Um dos presentes tentou argumentar: "Mas senhora, não temos tempo..."

Minha paciência estava no limite. Levantei da minha mesa, minha expressão refletindo a determinação de fazer o melhor.

-Se virem! - declarei, enquanto saía da sala de reuniões.

Conforme me afastava, pude ouvir sussurros e murmúrios entre os presentes. Alguém comentou: "O que aconteceu com ela?" E outro respondeu em tom conspiratório: "Acho que tem a ver com o senhor Lewis."

Minha mente estava repleta de pensamentos e conflitos. Enquanto eu mergulhava nas minhas responsabilidades como CEO, o dilema pessoal com Miguel continuava a me atormentar. Eu sabia que precisava encontrar um equilíbrio entre as duas facetas da minha vida, mas no momento, o foco estava em resgatar a nossa empresa e reconquistar o meu senso de controle.

Andei pelos corredores da empresa, com Roger me informando que minha irmã estava me esperando em sua sala. Entrei e a vi lá, concentrada na leitura de uma revista.

-Você por aqui. - Cumprimentei-a com um abraço afetuoso.

-Vim verificar se minha irmã fria e calculista finalmente voltou à ativa. - Ela respondeu com um sorriso travesso.

-Parece que estou sendo o centro das atenções, então. - Comentei, com um toque de ironia.

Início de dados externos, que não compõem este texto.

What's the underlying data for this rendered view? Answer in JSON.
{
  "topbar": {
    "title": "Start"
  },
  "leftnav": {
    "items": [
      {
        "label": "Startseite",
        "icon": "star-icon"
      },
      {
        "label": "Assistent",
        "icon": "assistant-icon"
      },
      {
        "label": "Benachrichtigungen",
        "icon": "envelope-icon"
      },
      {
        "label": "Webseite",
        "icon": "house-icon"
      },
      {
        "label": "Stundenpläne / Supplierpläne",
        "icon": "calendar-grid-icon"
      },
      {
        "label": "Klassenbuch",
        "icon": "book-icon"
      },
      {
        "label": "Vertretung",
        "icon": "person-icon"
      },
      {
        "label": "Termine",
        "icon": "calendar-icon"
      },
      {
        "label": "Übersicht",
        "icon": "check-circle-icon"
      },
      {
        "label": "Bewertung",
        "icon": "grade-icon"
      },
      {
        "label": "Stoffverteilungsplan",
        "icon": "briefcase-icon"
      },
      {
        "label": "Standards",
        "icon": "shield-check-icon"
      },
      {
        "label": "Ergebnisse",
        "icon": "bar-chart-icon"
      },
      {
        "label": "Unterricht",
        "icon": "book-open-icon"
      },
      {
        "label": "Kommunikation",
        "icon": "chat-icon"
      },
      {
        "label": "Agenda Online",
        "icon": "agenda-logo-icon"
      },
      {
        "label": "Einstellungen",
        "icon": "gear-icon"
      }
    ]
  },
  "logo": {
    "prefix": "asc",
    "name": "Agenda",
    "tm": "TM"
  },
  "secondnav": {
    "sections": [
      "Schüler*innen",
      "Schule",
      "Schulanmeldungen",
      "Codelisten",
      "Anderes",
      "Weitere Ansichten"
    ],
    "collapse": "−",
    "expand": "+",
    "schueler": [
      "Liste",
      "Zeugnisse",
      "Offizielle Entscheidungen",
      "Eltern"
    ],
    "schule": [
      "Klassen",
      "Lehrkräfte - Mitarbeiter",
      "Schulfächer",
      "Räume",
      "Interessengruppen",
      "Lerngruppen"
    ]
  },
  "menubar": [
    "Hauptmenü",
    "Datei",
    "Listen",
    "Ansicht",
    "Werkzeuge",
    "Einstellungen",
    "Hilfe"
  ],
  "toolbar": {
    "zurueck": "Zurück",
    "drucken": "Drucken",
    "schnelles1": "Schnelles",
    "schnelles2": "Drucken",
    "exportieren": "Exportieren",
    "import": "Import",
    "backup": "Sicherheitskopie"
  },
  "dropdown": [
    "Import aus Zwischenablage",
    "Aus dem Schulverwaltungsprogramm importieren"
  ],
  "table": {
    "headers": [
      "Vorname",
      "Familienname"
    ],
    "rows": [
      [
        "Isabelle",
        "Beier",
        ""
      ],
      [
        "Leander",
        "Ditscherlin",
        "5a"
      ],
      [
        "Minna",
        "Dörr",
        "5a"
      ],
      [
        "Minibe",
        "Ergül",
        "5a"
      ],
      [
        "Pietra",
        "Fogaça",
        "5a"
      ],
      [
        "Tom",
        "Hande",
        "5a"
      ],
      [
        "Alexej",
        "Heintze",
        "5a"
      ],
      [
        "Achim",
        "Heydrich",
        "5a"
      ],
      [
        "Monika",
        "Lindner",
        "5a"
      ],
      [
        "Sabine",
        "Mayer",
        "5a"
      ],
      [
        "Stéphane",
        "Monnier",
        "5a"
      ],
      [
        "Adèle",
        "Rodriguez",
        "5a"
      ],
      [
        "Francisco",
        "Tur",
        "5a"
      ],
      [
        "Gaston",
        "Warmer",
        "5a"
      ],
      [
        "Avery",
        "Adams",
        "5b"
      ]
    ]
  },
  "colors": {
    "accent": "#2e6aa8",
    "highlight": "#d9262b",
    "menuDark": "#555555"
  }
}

-Bem, agora pelo menos eles têm um motivo real para especular sobre a sua mudança de comportamento. - Ela riu, deixando a revista de lado.

Nossa descontração rapidamente cedeu espaço a uma conversa mais séria. Sentamos, e eu não pude evitar compartilhar meus sentimentos com ela.

-Sabe, eu me arrependo de ter me envolvido com um funcionário. - Suspirei, sentindo o peso das minhas próprias decisões.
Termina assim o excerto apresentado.